O prefeito citou o nome dos pré-candidatos ao Senado Marília Arraes (Solidariedade), Miguel Coelho (União) e Silvio Costa Filho (Republicanos), e do presidente da Assembleia Legislativa de Pernambuco, deputado Álvaro Porto (PSDB). Também perguntado sobre Humberto Costa, João Campos esclareceu que o parlamentar não esteve presente no evento por compromissos em Salvador, onde participou das comemorações pelos 46 anos do PT.
“Humberto estava em Salvador, mas conversei com ele durante a programação. Ele é senador da República e candidato à reeleição”, afirmou.
Notam-se várias mudanças. Há alguns dias atrás ele dada maiores demonstrações que Humberto Costa fazia parte do time, o que já não acontece agora. Outro fato que não está caindo bem é Marília estar no seu time. Em 2022, durante a campanha do 2º turno para prefeito, Marília Arraes, mesmo sendo sua prima, era sua adversária e ele não a poupou nos discursos, criticando-a, ao falar sobre o partido dela. “O Recife conhece, sim, o que o PT e suas arengas fizeram na nossa cidade e o Recife não vai retroceder. E é uma escolha clara, quando alguém pode escolher entre o futuro e o passado. É claro que vai escolher o futuro”, afirmou.
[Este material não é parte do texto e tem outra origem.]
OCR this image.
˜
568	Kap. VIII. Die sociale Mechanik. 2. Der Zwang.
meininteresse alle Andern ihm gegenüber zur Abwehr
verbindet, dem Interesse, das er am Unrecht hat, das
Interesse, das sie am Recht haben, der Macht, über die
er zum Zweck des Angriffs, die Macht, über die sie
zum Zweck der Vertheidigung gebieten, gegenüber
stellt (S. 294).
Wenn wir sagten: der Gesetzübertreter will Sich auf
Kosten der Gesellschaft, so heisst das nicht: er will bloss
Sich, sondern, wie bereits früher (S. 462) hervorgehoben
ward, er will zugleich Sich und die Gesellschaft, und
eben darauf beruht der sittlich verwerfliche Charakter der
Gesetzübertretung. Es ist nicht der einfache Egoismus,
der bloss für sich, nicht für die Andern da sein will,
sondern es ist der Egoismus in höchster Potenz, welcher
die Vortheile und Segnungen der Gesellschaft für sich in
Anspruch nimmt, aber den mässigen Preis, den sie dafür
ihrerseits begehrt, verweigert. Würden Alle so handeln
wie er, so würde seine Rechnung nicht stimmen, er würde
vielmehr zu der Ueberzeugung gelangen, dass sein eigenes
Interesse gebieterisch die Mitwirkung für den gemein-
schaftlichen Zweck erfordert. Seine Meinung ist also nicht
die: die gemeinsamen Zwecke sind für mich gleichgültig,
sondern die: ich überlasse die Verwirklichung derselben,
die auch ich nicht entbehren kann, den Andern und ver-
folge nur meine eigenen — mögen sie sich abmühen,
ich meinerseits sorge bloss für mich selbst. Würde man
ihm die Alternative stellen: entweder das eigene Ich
Inclusive, foi por causa desse discurso, que recentemente Lula falou que “não esquece o que o menino falou em 2020”.
Mais um motivo para que o Príncipe corresse para se ajoelhar aos pés do Rei, de preferência pra lhe afirmar que aquilo tudo que ele falou em 2020 foi só “uma brincadeirinha”.
E só para encerrar com mais analogias, a verdade é que “o caldo está engrossando cada vez mais”. E João já não está mais voando em céu de brigadeiro. O céu já não está mais azul e sem nuvens, garantindo total visibilidade e segurança.
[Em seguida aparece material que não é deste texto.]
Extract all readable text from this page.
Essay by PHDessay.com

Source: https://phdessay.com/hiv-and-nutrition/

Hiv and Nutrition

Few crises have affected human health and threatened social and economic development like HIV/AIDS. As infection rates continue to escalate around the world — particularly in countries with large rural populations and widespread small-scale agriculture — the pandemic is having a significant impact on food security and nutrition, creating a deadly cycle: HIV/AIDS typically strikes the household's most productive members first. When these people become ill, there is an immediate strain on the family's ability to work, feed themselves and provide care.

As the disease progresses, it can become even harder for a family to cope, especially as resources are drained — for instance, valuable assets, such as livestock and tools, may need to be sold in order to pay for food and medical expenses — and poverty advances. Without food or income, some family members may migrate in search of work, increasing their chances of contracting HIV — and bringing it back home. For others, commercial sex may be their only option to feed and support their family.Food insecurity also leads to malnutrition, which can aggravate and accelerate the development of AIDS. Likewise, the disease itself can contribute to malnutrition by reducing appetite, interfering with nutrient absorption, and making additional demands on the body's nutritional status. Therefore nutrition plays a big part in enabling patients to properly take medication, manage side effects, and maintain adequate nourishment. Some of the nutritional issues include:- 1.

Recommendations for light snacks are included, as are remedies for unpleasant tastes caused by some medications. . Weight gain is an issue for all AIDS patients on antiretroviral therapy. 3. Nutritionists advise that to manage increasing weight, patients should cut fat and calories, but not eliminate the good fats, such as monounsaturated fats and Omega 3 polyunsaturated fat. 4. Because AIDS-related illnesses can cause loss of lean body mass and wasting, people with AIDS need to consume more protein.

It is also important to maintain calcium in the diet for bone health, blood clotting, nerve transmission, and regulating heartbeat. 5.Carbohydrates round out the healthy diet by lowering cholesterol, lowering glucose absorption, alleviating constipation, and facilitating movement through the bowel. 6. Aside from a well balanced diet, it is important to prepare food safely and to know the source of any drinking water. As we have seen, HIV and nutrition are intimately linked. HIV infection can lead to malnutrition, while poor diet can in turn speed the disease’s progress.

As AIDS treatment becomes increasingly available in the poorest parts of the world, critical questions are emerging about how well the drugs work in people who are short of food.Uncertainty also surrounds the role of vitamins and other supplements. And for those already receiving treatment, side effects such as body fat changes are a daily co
A tendência, portanto, anotem aí, é que ele, que é altamente inteligente - e isto não se discute -, arranje uma desculpa qualquer para permanecer em sua cadeirinha até 2028 e aproveite os dois anos seguintes para viajar pelo país todo, para ganhar musculatura para as eleições de 2030, aí sim, com muito mais chances de conquistar a cadeira do Palácio do Campo das Princesas.
Isto se Raquel não fizer seu sucessor... ou sucessora.